Aug 25 2009
Writing Tip: Ask Why It Works
I recently finished reading this book on writing about literature. (Tough slogging at times, and I learned anew how nuts the modern world can be, but I learned plenty.) It’s a guide for university-level students who are studying literature, meant to teach them how to analyze what they’re reading so they can pen intelligent essays about it, whether they’re writing about fiction, drama, poetry, etc.
Much of the authors’ advice boils down to this: Pay attention to your responses while you’re reading. Note your thoughts and feelings as you go. Return to your notes once you’re finished, bringing your overall knowledge of the story to bear, and figure out WHY you responded as you did.

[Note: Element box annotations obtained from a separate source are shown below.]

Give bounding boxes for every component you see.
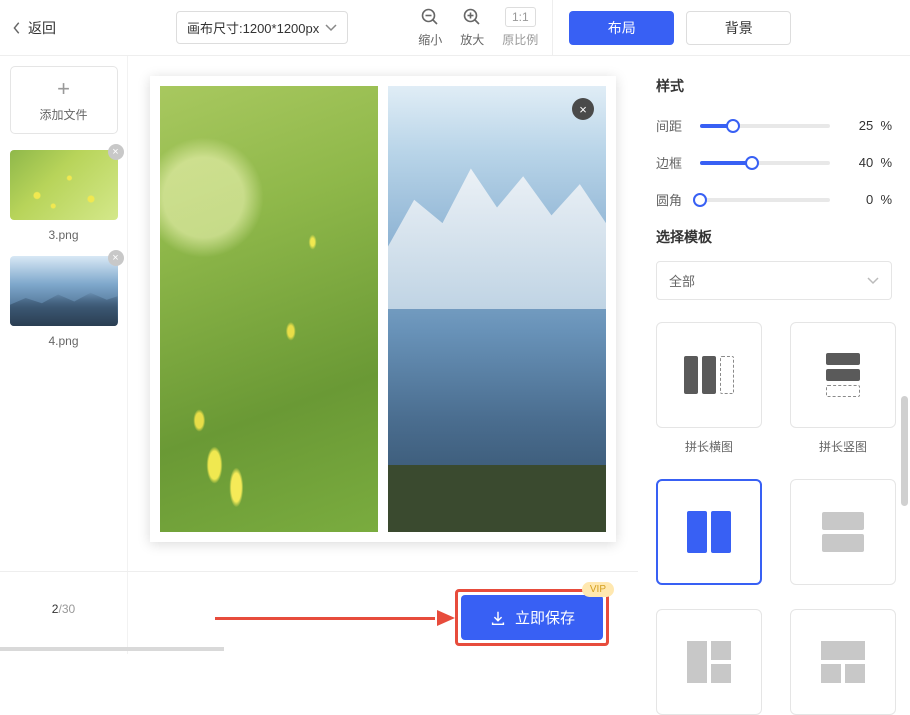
canvas-area: × [128, 56, 638, 654]
page-total: 30 [62, 602, 75, 616]
ratio-label: 原比例 [502, 31, 538, 48]
template-left-stack[interactable] [656, 609, 762, 715]
template-top-stack[interactable] [790, 609, 896, 715]
template-filter-select[interactable]: 全部 [656, 261, 892, 300]
thumbnail-item[interactable]: × 3.png [10, 150, 118, 242]
canvas-size-select[interactable]: 画布尺寸:1200*1200px [176, 11, 348, 44]
border-slider[interactable] [700, 161, 830, 165]
thumbnail-image [10, 256, 118, 326]
spacing-slider[interactable] [700, 124, 830, 128]
spacing-value: 25 % [842, 118, 892, 133]
sidebar-left: + 添加文件 × 3.png × 4.png 2/30 [0, 56, 128, 654]
back-label: 返回 [28, 18, 56, 38]
divider [0, 571, 638, 572]
back-button[interactable]: 返回 [12, 18, 56, 38]
thumbnail-remove-button[interactable]: × [108, 250, 124, 266]
thumbnail-remove-button[interactable]: × [108, 144, 124, 160]
save-button[interactable]: 立即保存 [461, 595, 603, 640]
ratio-display: 1:1 [505, 7, 536, 27]
chevron-down-icon [325, 24, 337, 32]
toolbar-right: 缩小 放大 1:1 原比例 [418, 7, 538, 48]
canvas-size-label: 画布尺寸:1200*1200px [187, 18, 319, 37]
canvas-image-right[interactable] [388, 86, 606, 532]
template-title: 选择模板 [656, 227, 892, 247]
slider-radius: 圆角 0 % [656, 190, 892, 209]
template-vertical-strip[interactable]: 拼长竖图 [790, 322, 896, 455]
slider-thumb[interactable] [745, 156, 759, 170]
style-title: 样式 [656, 76, 892, 96]
panel-right: 样式 间距 25 % 边框 40 % 圆角 0 % [638, 56, 910, 654]
add-file-label: 添加文件 [39, 106, 87, 123]
zoom-out-label: 缩小 [418, 31, 442, 48]
canvas[interactable]: × [150, 76, 616, 542]
scrollbar[interactable] [901, 396, 908, 506]
annotation-arrow [215, 617, 453, 620]
toolbar: 返回 画布尺寸:1200*1200px 缩小 放大 1:1 原比例 布局 背景 [0, 0, 910, 56]
annotation-highlight: VIP 立即保存 [455, 589, 609, 646]
divider [552, 0, 553, 56]
chevron-down-icon [867, 277, 879, 285]
radius-label: 圆角 [656, 190, 688, 209]
download-icon [489, 609, 507, 627]
save-area: VIP 立即保存 [455, 589, 609, 646]
radius-value: 0 % [842, 192, 892, 207]
template-two-row[interactable] [790, 479, 896, 585]
tab-background[interactable]: 背景 [686, 11, 791, 45]
slider-spacing: 间距 25 % [656, 116, 892, 135]
save-button-label: 立即保存 [515, 607, 575, 628]
divider [0, 647, 224, 651]
slider-thumb[interactable] [693, 193, 707, 207]
canvas-close-button[interactable]: × [572, 98, 594, 120]
zoom-in-icon [462, 7, 482, 27]
zoom-in-button[interactable]: 放大 [460, 7, 484, 48]
chevron-left-icon [12, 21, 22, 35]
spacing-label: 间距 [656, 116, 688, 135]
vip-badge: VIP [582, 582, 614, 597]
original-ratio-button[interactable]: 1:1 原比例 [502, 7, 538, 48]
zoom-out-button[interactable]: 缩小 [418, 7, 442, 48]
thumbnail-name: 3.png [10, 228, 118, 242]
border-label: 边框 [656, 153, 688, 172]
thumbnail-name: 4.png [10, 334, 118, 348]
template-grid: 拼长横图 拼长竖图 [656, 322, 892, 715]
main-area: + 添加文件 × 3.png × 4.png 2/30 × 样式 间距 [0, 56, 910, 654]
zoom-in-label: 放大 [460, 31, 484, 48]
page-counter: 2/30 [52, 602, 75, 616]
radius-slider[interactable] [700, 198, 830, 202]
thumbnail-item[interactable]: × 4.png [10, 256, 118, 348]
canvas-image-left[interactable] [160, 86, 378, 532]
select-value: 全部 [669, 271, 695, 290]
template-two-column[interactable] [656, 479, 762, 585]
plus-icon: + [57, 78, 70, 100]
template-label: 拼长竖图 [819, 438, 867, 455]
slider-border: 边框 40 % [656, 153, 892, 172]
zoom-out-icon [420, 7, 440, 27]
add-file-button[interactable]: + 添加文件 [10, 66, 118, 134]
thumbnail-image [10, 150, 118, 220]
template-horizontal-strip[interactable]: 拼长横图 [656, 322, 762, 455]
template-label: 拼长横图 [685, 438, 733, 455]
slider-thumb[interactable] [726, 119, 740, 133]
tab-buttons: 布局 背景 [569, 11, 791, 45]
tab-layout[interactable]: 布局 [569, 11, 674, 45]
border-value: 40 % [842, 155, 892, 170]
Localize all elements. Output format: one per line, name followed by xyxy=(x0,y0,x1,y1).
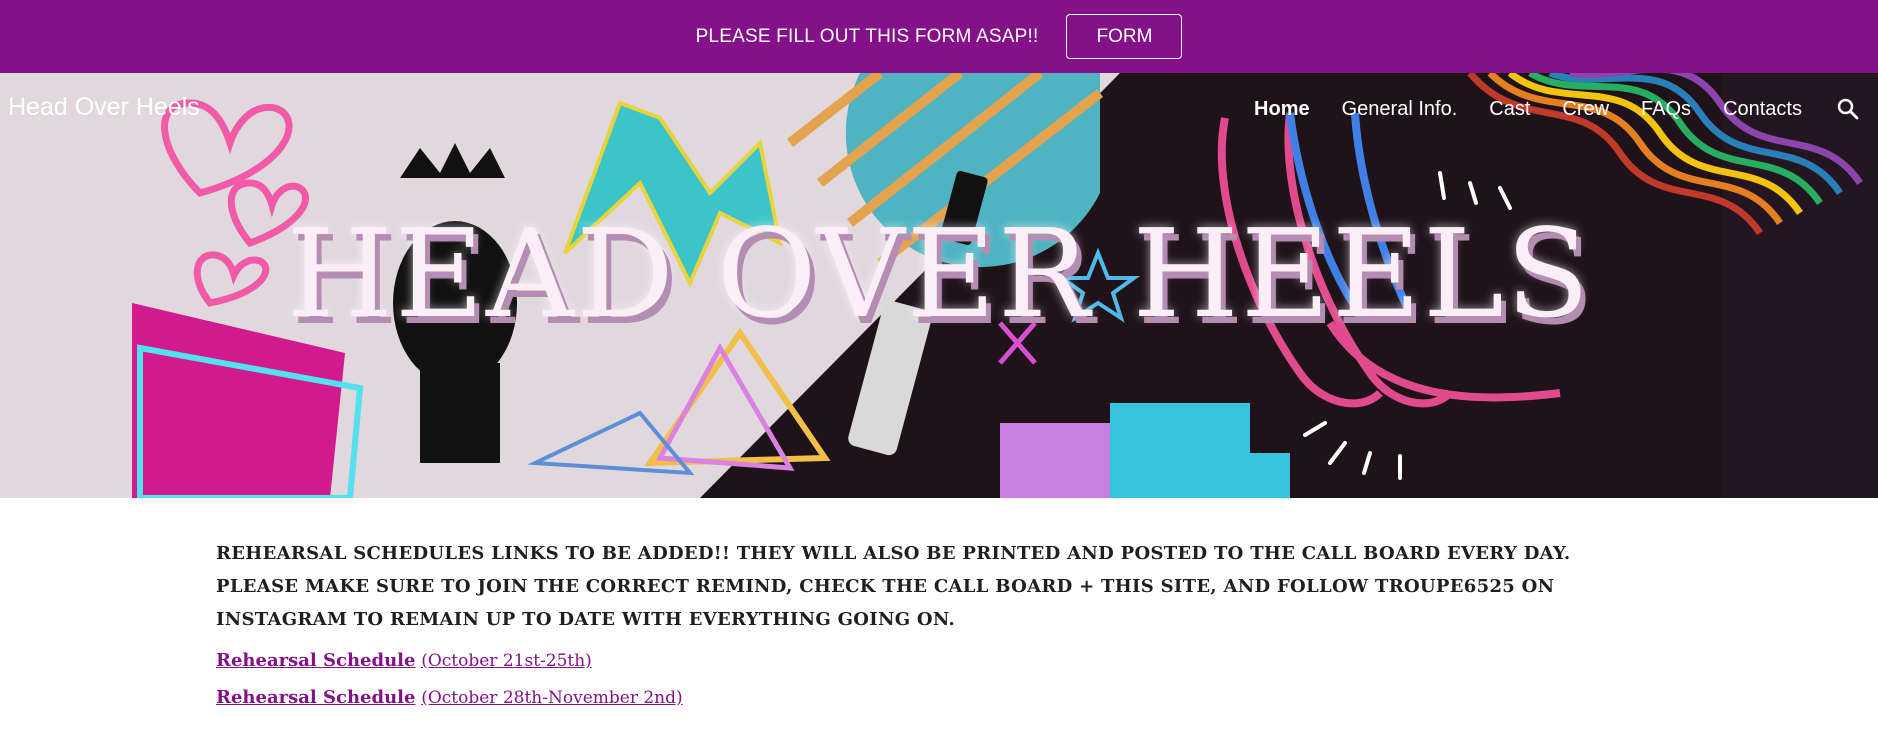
schedule-item: Rehearsal Schedule (October 21st-25th) xyxy=(216,650,1616,671)
rehearsal-schedule-dates-2[interactable]: (October 28th-November 2nd) xyxy=(421,688,682,708)
form-button[interactable]: FORM xyxy=(1066,14,1183,59)
announcement-bar: PLEASE FILL OUT THIS FORM ASAP!! FORM xyxy=(0,0,1878,73)
schedule-item: Rehearsal Schedule (October 28th-Novembe… xyxy=(216,687,1616,708)
nav-item-home[interactable]: Home xyxy=(1238,98,1326,121)
nav-item-cast[interactable]: Cast xyxy=(1473,98,1546,121)
nav-item-contacts[interactable]: Contacts xyxy=(1707,98,1818,121)
main-nav: Home General Info. Cast Crew FAQs Contac… xyxy=(1238,87,1878,131)
announcement-text: PLEASE FILL OUT THIS FORM ASAP!! xyxy=(695,25,1039,47)
header-banner: Head Over Heels Home General Info. Cast … xyxy=(0,73,1878,498)
rehearsal-schedule-link-1[interactable]: Rehearsal Schedule xyxy=(216,650,415,671)
rehearsal-notice: REHEARSAL SCHEDULES LINKS TO BE ADDED!! … xyxy=(216,543,1571,630)
nav-item-general-info[interactable]: General Info. xyxy=(1326,98,1474,121)
search-icon[interactable] xyxy=(1818,87,1878,131)
rehearsal-schedule-link-2[interactable]: Rehearsal Schedule xyxy=(216,687,415,708)
hero-title: HEAD OVER HEELS xyxy=(286,203,1592,345)
rehearsal-schedule-dates-1[interactable]: (October 21st-25th) xyxy=(421,651,592,671)
nav-item-crew[interactable]: Crew xyxy=(1546,98,1625,121)
site-title[interactable]: Head Over Heels xyxy=(8,93,200,122)
main-content: REHEARSAL SCHEDULES LINKS TO BE ADDED!! … xyxy=(216,537,1616,708)
nav-item-faqs[interactable]: FAQs xyxy=(1625,98,1707,121)
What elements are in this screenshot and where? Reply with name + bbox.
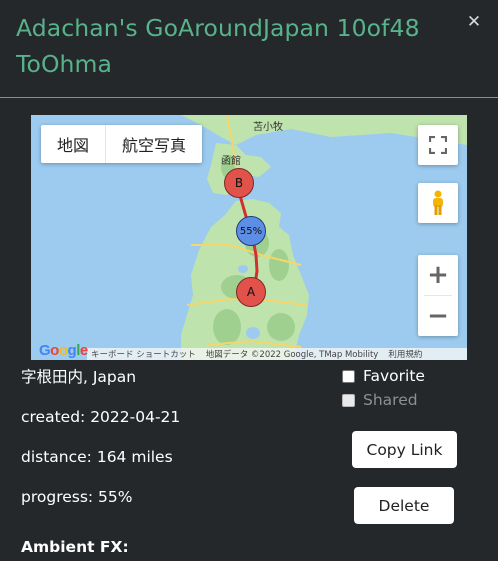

This is excellent advice for a writer. Dig out some of your favourite books. Read them over again, even if only in sections, and think about why you respond the way you do. I just pulled Madeleine L’Engle’s A Wrinkle in Time off my shelf, flipped it open to the first page, and read this:
It was a dark and stormy night.
In her attic bedroom Margaret Murry, wrapped in an old patchwork quilt, sat on the foot of her bed and watched the trees tossing in the frenzied lashing of the wind. Behind the trees clouds scudded frantically across the sky. Every few moments the moon ripped through them, creating wraith-like shadows that raced along the ground.
The house shook.
Wrapped in her quilt, Meg shook.
It’s a marvelous opening, but think about it. Does it grab you? Does it create a certain atmosphere or make you feel that certain things are more likely to happen than others? Why? Is it the use of words full of emotion and violence, the moon “ripping” through the clouds and the shadows “racing”? Is it the contrast of Meg, wrapped in a quilt in her attic and thus making a very small figure, with the hugeness and wildness of the world outside? What do YOU think?
Try the same thing with some of your favourite authors. Look for specific things, positive and negative: Does this opening grip me? Is this conversation moving? Have I ceased to care about a character here? Is this scene especially atmospheric? Why is my heart racing at this point in the story? WHY? What is the author doing to call forth this reaction?
In any profession, you’re wise to learn from the best. And the first key to learning is a simple question: “Why?”